Follow these steps one by one, starting from the beginning: Turn off your internet connection. Use a tool called DDU to remove the GPU drivers completely, then restart your computer without restarting it again. Go to Device Manager and uninstall all processors, making sure to say no when asked to restart so they stay removed (you probably have 8 of them). Specifically, uninstall "Intel Chipset Driver" (which might actually be called Intel LPC Controller) and "Intel Management Engine Interface" in the list if those options show up. If there is no option for ME Interface, skip that part. After clearing everything, update your BIOS and then install the latest firmware for the management engine by extracting a folder named after it and running an installer file. Restart your computer to finish this first part. Once you are back on Windows, download the newest NVIDIA driver and connect to the internet. *Remember: Do all these steps while staying offline until you reboot after installing the chipset driver. Download any files that are highlighted in this text before starting step 1. Always follow the order of steps carefully.* Open Command Prompt as an administrator and run these commands: chkdsk /x /f /r, then sfc /scannow. Check if Windows Update has anything to install (but skip optional updates) and do that if it is available. Also, make sure "Hardware Accelerated GPU Scheduling" is turned on for your NVIDIA graphics card in the settings panel, then restart your computer again.

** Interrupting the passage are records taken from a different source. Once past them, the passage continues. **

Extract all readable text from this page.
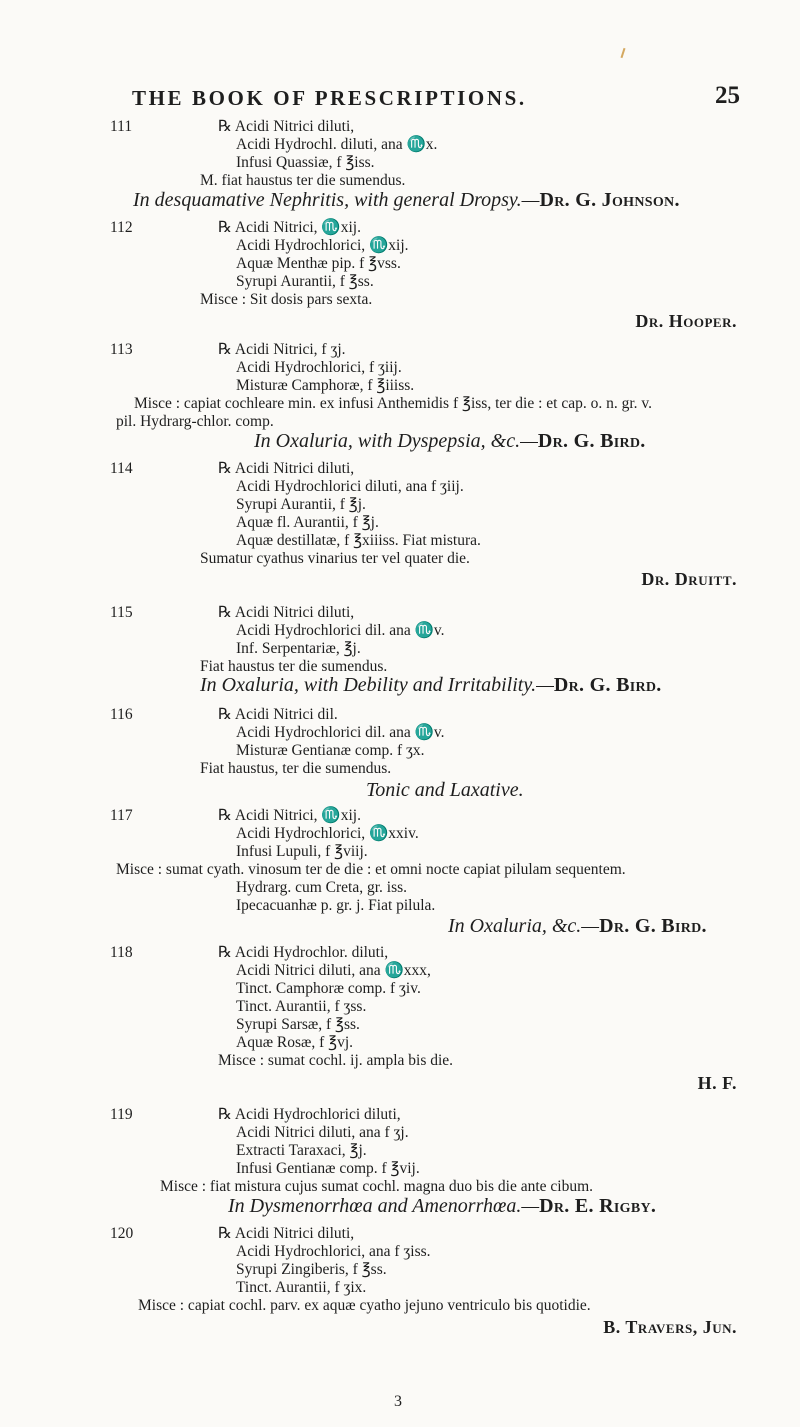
THE BOOK OF PRESCRIPTIONS.	25
111	℞ Acidi Nitrici diluti,
Acidi Hydrochl. diluti, ana ♏x.
Infusi Quassiæ, f ℥iss.
M. fiat haustus ter die sumendus.
In desquamative Nephritis, with general Dropsy.—Dr. G. Johnson.
112	℞ Acidi Nitrici, ♏xij.
Acidi Hydrochlorici, ♏xij.
Aquæ Menthæ pip. f ℥vss.
Syrupi Aurantii, f ℥ss.
Misce : Sit dosis pars sexta.
Dr. Hooper.
113	℞ Acidi Nitrici, f ʒj.
Acidi Hydrochlorici, f ʒiij.
Misturæ Camphoræ, f ℥iiiss.
Misce : capiat cochleare min. ex infusi Anthemidis f ℥iss, ter die : et cap. o. n. gr. v.
pil. Hydrarg-chlor. comp.
In Oxaluria, with Dyspepsia, &c.—Dr. G. Bird.
114	℞ Acidi Nitrici diluti,
Acidi Hydrochlorici diluti, ana f ʒiij.
Syrupi Aurantii, f ℥j.
Aquæ fl. Aurantii, f ℥j.
Aquæ destillatæ, f ℥xiiiss. Fiat mistura.
Sumatur cyathus vinarius ter vel quater die.
Dr. Druitt.
115	℞ Acidi Nitrici diluti,
Acidi Hydrochlorici dil. ana ♏v.
Inf. Serpentariæ, ℥j.
Fiat haustus ter die sumendus.
In Oxaluria, with Debility and Irritability.—Dr. G. Bird.
116	℞ Acidi Nitrici dil.
Acidi Hydrochlorici dil. ana ♏v.
Misturæ Gentianæ comp. f ʒx.
Fiat haustus, ter die sumendus.
Tonic and Laxative.
117	℞ Acidi Nitrici, ♏xij.
Acidi Hydrochlorici, ♏xxiv.
Infusi Lupuli, f ℥viij.
Misce : sumat cyath. vinosum ter de die : et omni nocte capiat pilulam sequentem.
Hydrarg. cum Creta, gr. iss.
Ipecacuanhæ p. gr. j. Fiat pilula.
In Oxaluria, &c.—Dr. G. Bird.
118	℞ Acidi Hydrochlor. diluti,
Acidi Nitrici diluti, ana ♏xxx,
Tinct. Camphoræ comp. f ʒiv.
Tinct. Aurantii, f ʒss.
Syrupi Sarsæ, f ℥ss.
Aquæ Rosæ, f ℥vj.
Misce : sumat cochl. ij. ampla bis die.
H. F.
119	℞ Acidi Hydrochlorici diluti,
Acidi Nitrici diluti, ana f ʒj.
Extracti Taraxaci, ℥j.
Infusi Gentianæ comp. f ℥vij.
Misce : fiat mistura cujus sumat cochl. magna duo bis die ante cibum.
In Dysmenorrhœa and Amenorrhœa.—Dr. E. Rigby.
120	℞ Acidi Nitrici diluti,
Acidi Hydrochlorici, ana f ʒiss.
Syrupi Zingiberis, f ℥ss.
Tinct. Aurantii, f ʒix.
Misce : capiat cochl. parv. ex aquæ cyatho jejuno ventriculo bis quotidie.
B. Travers, Jun.
3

Thank you for getting back to me! I looked at your post and downloaded everything except the Chipset Driver and the ME Driver. Those two won't download when I click on their links or the download button on the page itself; it just opens a new page and does nothing. I tried making an account, used another browser, and still nothing worked. I'm not sure if you have a fix for this, or if I should try getting those files from somewhere else instead. Whatever happens, as soon as I get them, I will run through all the steps in order. Also, just wanted to confirm that when you said "Uninstall gpu driver using DDU," did you mean to use Display Driver Uninstaller?
It is the correct one, but it says "DDU" instead of "XD". After you click Download and hit enter, nothing happens. Try clicking again, wait a few seconds, or try using an Internet download manager like IDM. I tried Chrome first, then IDM, but both worked fine for me.
It looks like that IDM is working great! I'm about to walk through every single step you gave me, and thank you for getting back to me so soon!
Nothing seems to have fixed it yet. The drivers are updated correctly, but lag and buffering are still happening. When I launch a new program, my Desktop Window Manager uses almost as much GPU power—or even more than the app itself—and this never goes away. Even after trying basic fixes like checking for viruses or turning off screensavers, nothing is helping.